We propose a new fast method of measuring distances between large numbers of related high dimensional datasets called the Diffusion Earth Mover's Distance (EMD). We model the datasets as distributions supported on common data graph that is derived from the affinity matrix computed on the combined data. In such cases where the graph is a discretization of an underlying Riemannian closed manifold, we prove that Diffusion EMD is topologically equivalent to the standard EMD with a geodesic ground distance. Diffusion EMD can be computed in $\tilde{O}(n)$ time and is more accurate than similarly fast algorithms such as tree-based EMDs. We also show Diffusion EMD is fully differentiable, making it amenable to future uses in gradient-descent frameworks such as deep neural networks. Finally, we demonstrate an application of Diffusion EMD to single cell data collected from 210 COVID-19 patient samples at Yale New Haven Hospital. Here, Diffusion EMD can derive distances between patients on the manifold of cells at least two orders of magnitude faster than equally accurate methods. This distance matrix between patients can be embedded into a higher level patient manifold which uncovers structure and heterogeneity in patients. More generally, Diffusion EMD is applicable to all datasets that are massively collected in parallel in many medical and biological systems.

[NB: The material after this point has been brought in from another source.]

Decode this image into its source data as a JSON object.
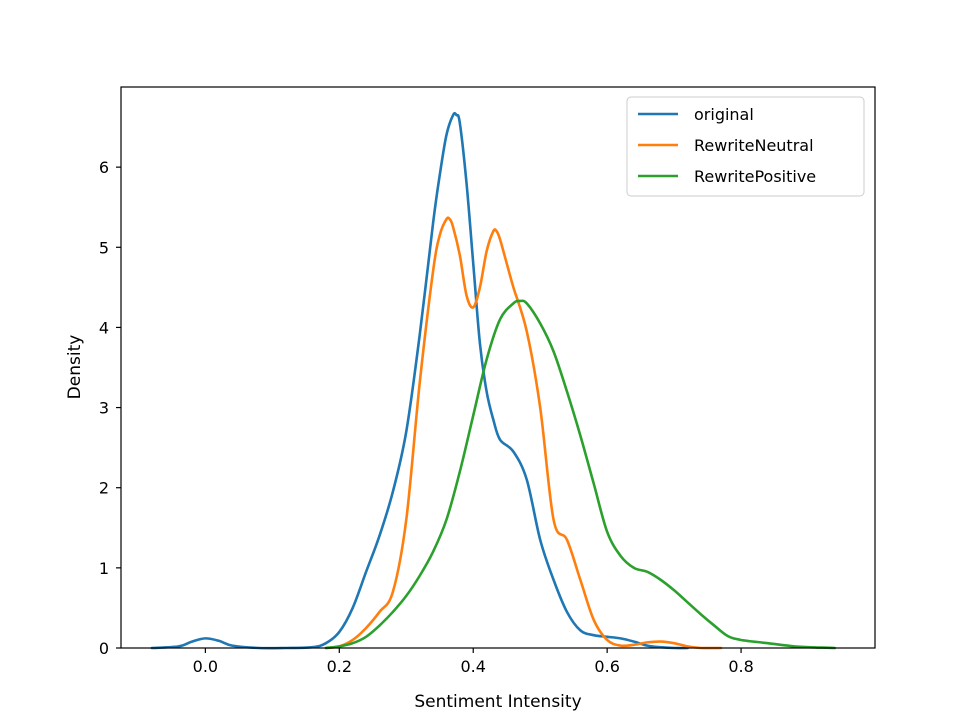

我们提出了一种新的快速方法,用于测量大量相关高维数据集之间的距离,称为扩散地球移动距离(EMD)。我们将数据集建模为支持在公共数据图上的分布,该公共数据图源自对组合数据计算的亲和矩阵。在图是底层黎曼闭合流形的离散化的情况下,我们证明扩散EMD在拓扑上等同于具有测地地面距离的标准EMD。扩散EMD可以在$\tilde{O}(n)$时间内计算,并且比类似的快速算法(如基于树的EMD)更准确。我们还表明扩散EMD是完全可微的,使其适用于未来在梯度下降框架(如深度神经网络)中的应用。最后,我们展示了扩散EMD在从耶鲁纽黑文医院收集的210个COVID-19患者样本的单细胞数据中的应用。在这里,扩散EMD可以在细胞流形上得出患者之间的距离,比同等准确的方法至少快两个数量级。患者之间的这个距离矩阵可以嵌入到更高层次的患者流形中,从而揭示患者的结构和异质性。更一般地说,扩散EMD适用于在许多医学和生物系统中并行大量收集的所有数据集。